DINHEIRO – No processo de escolha de vices, ele já enfrentou algumas dificuldades.

LEME – As primeiras declarações de seu vice não foram realmente das mais felizes.

“Bolsonaro apresenta riscos para a economia e para a política brasileira”Em debates e sabatinas, o candidato vem tentando reforçar a mensagem de que as ideias do guru econômico Paulo Guedes serão integralmente adotadas (Crédito:Mateus Bonomi)

DINHEIRO – Como os estrangeiros enxergam o país?

LEME – O investidor olha muito mais risco-retorno. A realidade que se apresenta é a seguinte. O carrego, que é o ganho com juros, ajustado por câmbio, no Brasil, despencou: foi de 14% para 6%. E, nos EUA, a situação foi oposta, tem uma taxa de juros que está subindo e uma moeda se valorizando. Qual é a melhor das duas opções, estar exposto em real ou em dólar? Tem de apresentar um caso de crescimento ou de juros muito favorável para compensar o risco político. No momento, é difícil deixar para trás uma bolsa americana que sobe, uma economia que cresce acima de 4%, com uma taxa de juros em alta, com um câmbio se valorizando. Na margem, o investidor estrangeiro, que se afastou dos emergentes no segundo trimestre, agora criou um vetor de preços mais interessantes para voltar a entrar. Está olhando de volta os emergentes para realocação de carteiras no 4º trimestre. Se fizermos o dever de casa e apresentarmos uma proposta decente de programa econômico, não vejo porque não ser um destino importante e o investidor voltar ao Brasil.

DINHEIRO – Os dados de crescimento nos EUA mostram um ritmo muito forte. Esse nível é sustentável? O que isso significa para o resto do mundo?

LEME – A taxa de 4,1% é realmente muito impressionante, mas não é sustentável para os EUA. Está mais próximo de 2,5% ao ano do que dos 4%.Essa disparada é resultado do estímulo fiscal, não só da redução dos impostos, mas pelo aumento do gasto público. A taxa de desemprego de 3,6% é a mais baixa dos últimos 50 anos. A maior ameaça à sustentabilidade ao crescimento americano é o próprio governo. Na medida em que vai sobrestimulando uma economia que não precisa de estímulo fiscal e continua gastando e aumentando o déficit, eventualmente o que está contratando é a necessidade de aumentar as taxas de juros para mais do que o mercado espera. O risco é sobrestimular e forçar um freio via Fed (banco central americano), o que sempre leva a uma recessão. E a escalada de uma guerra comercial é bastante desencorajadora porque sabemos que é uma receita certa em que todos perdem.

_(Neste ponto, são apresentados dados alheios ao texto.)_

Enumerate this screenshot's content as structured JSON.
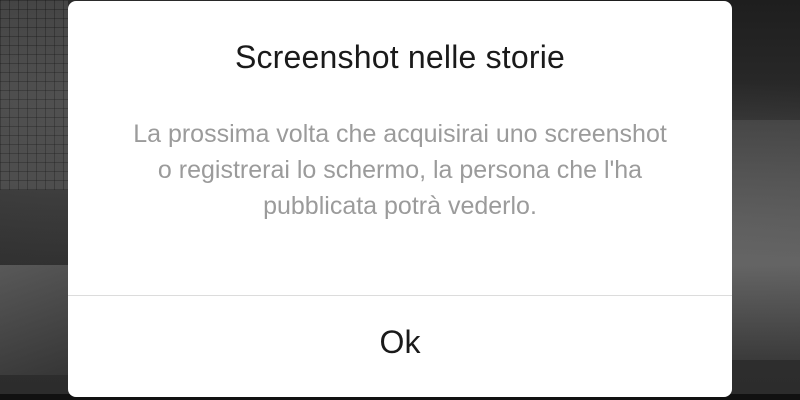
{
  "dialog": {
    "title": "Screenshot nelle storie",
    "message": "La prossima volta che acquisirai uno screenshot o registrerai lo schermo, la persona che l'ha pubblicata potrà vederlo.",
    "ok_label": "Ok"
  },
  "colors": {
    "dialog_background": "#ffffff",
    "title_text": "#1a1a1a",
    "message_text": "#9b9b9b",
    "divider": "#dcdcdc",
    "backdrop": "#2a2a2a"
  }
}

DINHEIRO – O Brasil está preparado para a guerra comercial e para a alta dos juros nos EUA?

LEME – O Brasil está exposto. Pelo lado da guerra comercial, é um choque negativo. A fúria da guerra comercial não é necessariamente direcionada ao Brasil e o País é uma economia extremamente fechada, portanto, um choque externo via comércio internacional obviamente é negativo, mas não devastador. O que me preocupa muito mais é um aumento muito rápido dos juros, de uma reversão dos fluxos de capitais em direção aos EUA e, pior, se tiver eventualmente uma desaceleração da economia mundial, que vai encarecer o processo de ajuste necessário em 2019.

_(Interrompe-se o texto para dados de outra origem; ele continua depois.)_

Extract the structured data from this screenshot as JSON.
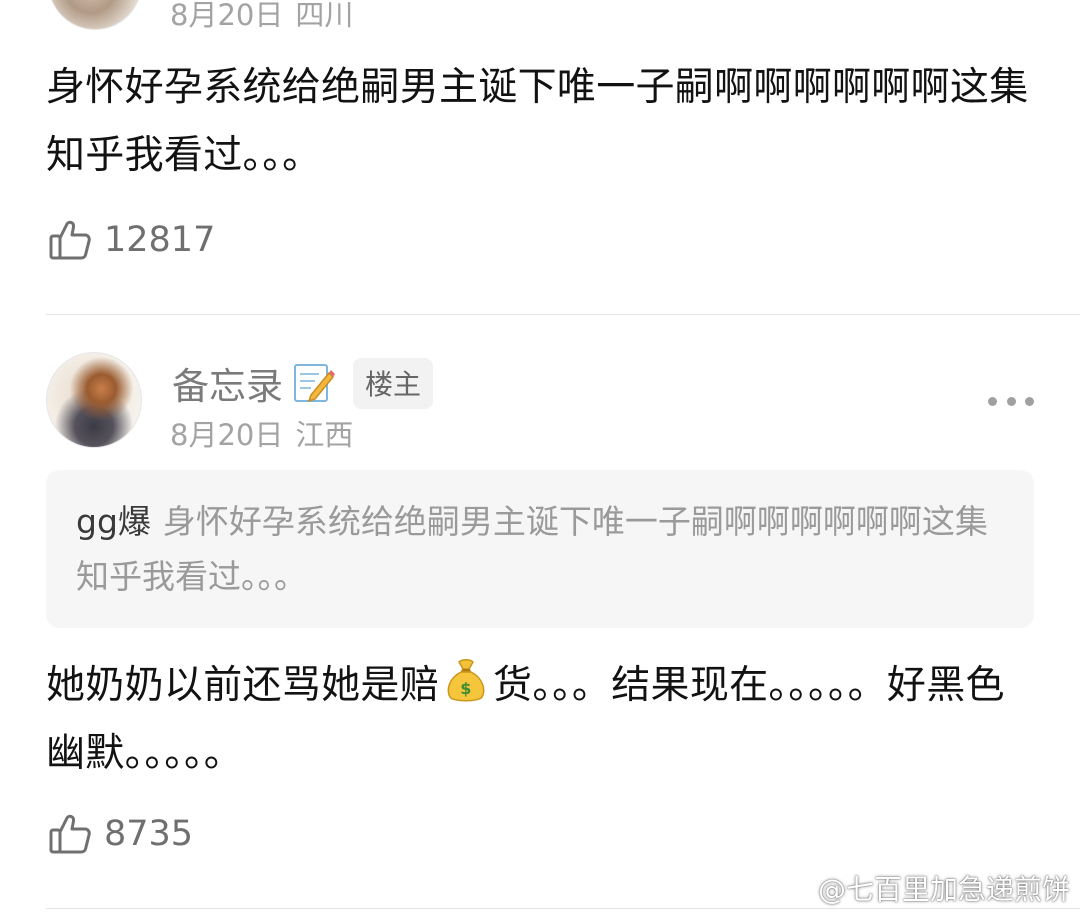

DINHEIRO – Perdemos a janela recente de calmaria no exterior?

LEME – Sim, se perdeu uma janela importantíssima, que nos deixa mais vulneráveis para 2019 e vai encarecer o processo de ajuste. Desde que haja disposição do governo, do Congresso e da população de topar um programa econômico sólido, os benefícios viriam suficientemente rápidos para compensar a dureza do curto prazo. A perspectiva poderia melhorar rapidamente.

“A maior ameaça à sustentabilidade ao crescimento americano é o próprio governo”O presidente Donald Trump exaltou crescimento de 4% no segundo trimestre (Crédito:AFP Photo)

DINHEIRO – Os assessores econômicos dos candidatos falam numa janela de seis meses para tocar o grosso do ajuste. É possível?

LEME – Acho difícil. Mesmo em situações extremas, como em 1999 e 2003 , em que teve ajustes concentrados, não se conseguiu fazer tanto em tão pouco tempo. Tem de pensar muito mais no médio e no longo prazo. A coerência e a persistência de um processo de ajuste é mais importante do que fazer de uma vez. O segredo é que os benefícios têm de vir relativamente rápidos para continuar com apoio. O ajuste que tem de fazer é da ordem de 4% do PIB. Não vai ser feito em seis meses ou um ano. Precisa de quatro anos, no mínimo. Saber dosar ajuste fiscal com retomada do crescimento vai ser a arte, mas sem apoio político, não vai funcionar. Se não tiver um debate claro e alertar a população, acho que será difícil fazer isso em 2019.

DINHEIRO – Na sua avaliação, quais são as principais medidas?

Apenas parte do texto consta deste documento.